Du côté de chez Swann
Esquisse L
(Cahier 29, 77r-78r)
After the month of Mary when the weather was fine my father said: "Do
you want to go back by the Calvary, you're not too tired are you?" We
walked along, skirting the rose perfume of acacias. we heard [page
missing] sometimes we met M. Lignon and his daughter who at that
moment were just leaving their cousin Sazerat's house and getting into a
carriage. Sometimes they took a few paces with us, not getting in until we
reached the corner of rue du Saint-Esprit. On those days when we said we
had met M. Lignon Mama would say: "Were you dressed neatly, did you behave
properly?" as if in the half darkness M. Lignon would still have been able
to find something to find fault with in my clothing, then she added with a
smile that mitigated her expression of affectionate kindness for M. Lignon
who was such a worthy, excellent and delightful man, and a reproach
towards herself for making a joke about him: "You didn't say anything
inappropriate did you?" because that was the habitual expression of this
poor gentleman who was a little bit pompous and exceedingly modest and
austere. "Ah! the things we see these days", he would say in a tone of
solemn melancholy.
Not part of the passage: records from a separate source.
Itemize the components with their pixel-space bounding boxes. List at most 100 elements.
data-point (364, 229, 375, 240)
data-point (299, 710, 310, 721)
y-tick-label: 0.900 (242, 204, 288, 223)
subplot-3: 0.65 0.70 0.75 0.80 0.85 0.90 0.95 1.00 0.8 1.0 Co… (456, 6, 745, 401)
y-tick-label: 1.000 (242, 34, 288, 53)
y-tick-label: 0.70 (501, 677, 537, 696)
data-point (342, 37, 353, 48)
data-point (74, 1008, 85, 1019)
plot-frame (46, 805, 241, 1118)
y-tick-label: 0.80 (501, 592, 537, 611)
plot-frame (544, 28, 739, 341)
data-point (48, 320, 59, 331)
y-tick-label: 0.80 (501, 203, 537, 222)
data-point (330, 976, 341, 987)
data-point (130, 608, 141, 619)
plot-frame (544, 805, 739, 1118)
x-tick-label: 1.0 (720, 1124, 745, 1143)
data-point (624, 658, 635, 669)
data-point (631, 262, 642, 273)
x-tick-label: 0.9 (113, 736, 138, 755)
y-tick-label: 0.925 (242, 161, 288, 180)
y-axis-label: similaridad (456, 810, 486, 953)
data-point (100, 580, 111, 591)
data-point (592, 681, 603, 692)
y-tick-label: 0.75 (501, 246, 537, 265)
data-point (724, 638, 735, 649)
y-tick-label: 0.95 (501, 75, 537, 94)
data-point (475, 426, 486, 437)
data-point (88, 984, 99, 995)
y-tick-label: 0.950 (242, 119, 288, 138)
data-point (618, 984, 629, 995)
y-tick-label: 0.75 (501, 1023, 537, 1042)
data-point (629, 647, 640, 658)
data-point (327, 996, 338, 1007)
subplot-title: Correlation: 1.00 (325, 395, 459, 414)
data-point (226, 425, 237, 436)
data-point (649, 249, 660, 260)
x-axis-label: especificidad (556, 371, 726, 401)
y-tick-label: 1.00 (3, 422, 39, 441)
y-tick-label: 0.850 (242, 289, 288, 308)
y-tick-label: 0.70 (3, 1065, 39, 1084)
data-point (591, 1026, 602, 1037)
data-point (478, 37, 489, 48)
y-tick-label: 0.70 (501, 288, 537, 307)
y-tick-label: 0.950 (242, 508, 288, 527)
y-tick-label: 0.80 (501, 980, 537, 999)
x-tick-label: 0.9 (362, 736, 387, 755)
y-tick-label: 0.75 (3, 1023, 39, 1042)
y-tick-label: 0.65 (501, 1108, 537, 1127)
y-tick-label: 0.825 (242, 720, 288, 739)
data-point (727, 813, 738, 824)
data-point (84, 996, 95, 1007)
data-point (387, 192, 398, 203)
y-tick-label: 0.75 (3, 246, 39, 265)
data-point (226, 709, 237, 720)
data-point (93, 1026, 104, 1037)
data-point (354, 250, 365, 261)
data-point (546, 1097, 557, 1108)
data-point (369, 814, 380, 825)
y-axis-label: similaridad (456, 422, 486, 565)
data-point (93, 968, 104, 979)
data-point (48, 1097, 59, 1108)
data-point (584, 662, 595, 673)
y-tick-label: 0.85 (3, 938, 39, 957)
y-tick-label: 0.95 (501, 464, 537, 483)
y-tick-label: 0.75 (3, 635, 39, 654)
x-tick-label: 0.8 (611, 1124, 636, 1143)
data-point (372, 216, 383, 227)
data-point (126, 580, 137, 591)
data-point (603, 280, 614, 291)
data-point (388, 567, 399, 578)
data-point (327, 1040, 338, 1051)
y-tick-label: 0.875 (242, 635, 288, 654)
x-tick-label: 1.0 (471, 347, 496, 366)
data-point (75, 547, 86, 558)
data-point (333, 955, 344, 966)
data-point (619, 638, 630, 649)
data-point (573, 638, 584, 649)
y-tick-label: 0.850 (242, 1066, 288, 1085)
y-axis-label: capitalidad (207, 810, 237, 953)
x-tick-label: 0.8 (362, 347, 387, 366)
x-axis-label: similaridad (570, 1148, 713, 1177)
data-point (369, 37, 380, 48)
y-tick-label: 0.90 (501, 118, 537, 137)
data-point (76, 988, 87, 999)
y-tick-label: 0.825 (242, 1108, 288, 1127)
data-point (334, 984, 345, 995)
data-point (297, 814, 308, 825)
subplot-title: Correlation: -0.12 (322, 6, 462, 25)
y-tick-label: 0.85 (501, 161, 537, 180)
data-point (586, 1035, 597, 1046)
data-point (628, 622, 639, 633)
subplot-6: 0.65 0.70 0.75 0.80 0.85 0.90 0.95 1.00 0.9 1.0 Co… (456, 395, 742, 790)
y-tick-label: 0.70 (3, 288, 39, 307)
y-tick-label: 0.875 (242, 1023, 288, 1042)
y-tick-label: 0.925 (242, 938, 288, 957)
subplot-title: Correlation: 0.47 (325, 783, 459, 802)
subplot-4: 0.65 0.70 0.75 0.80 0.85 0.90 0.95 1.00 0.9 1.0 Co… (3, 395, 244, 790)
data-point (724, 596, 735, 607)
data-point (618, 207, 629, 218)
I met the children of my excellent friends X and I was
saying sadly that those children do not always refrain from inappropriate
language. I couldn't help myself from pointing it out to them." In the
streets of Combray he did not only content himself with taking up the
defense of the younger persons against their elders who struck them but
additionally he would address long sermons to the elder ones who
unfortunately would reply to him with words that were even more
inappropriate than those of the X children. My cousin, who liked Lignon
less than Mama did said: "Ah, you've had the "inappropriate language" stuff.
What is this inappropriate language?" My father listened to these mocking
comments against Lignon with ill-humour.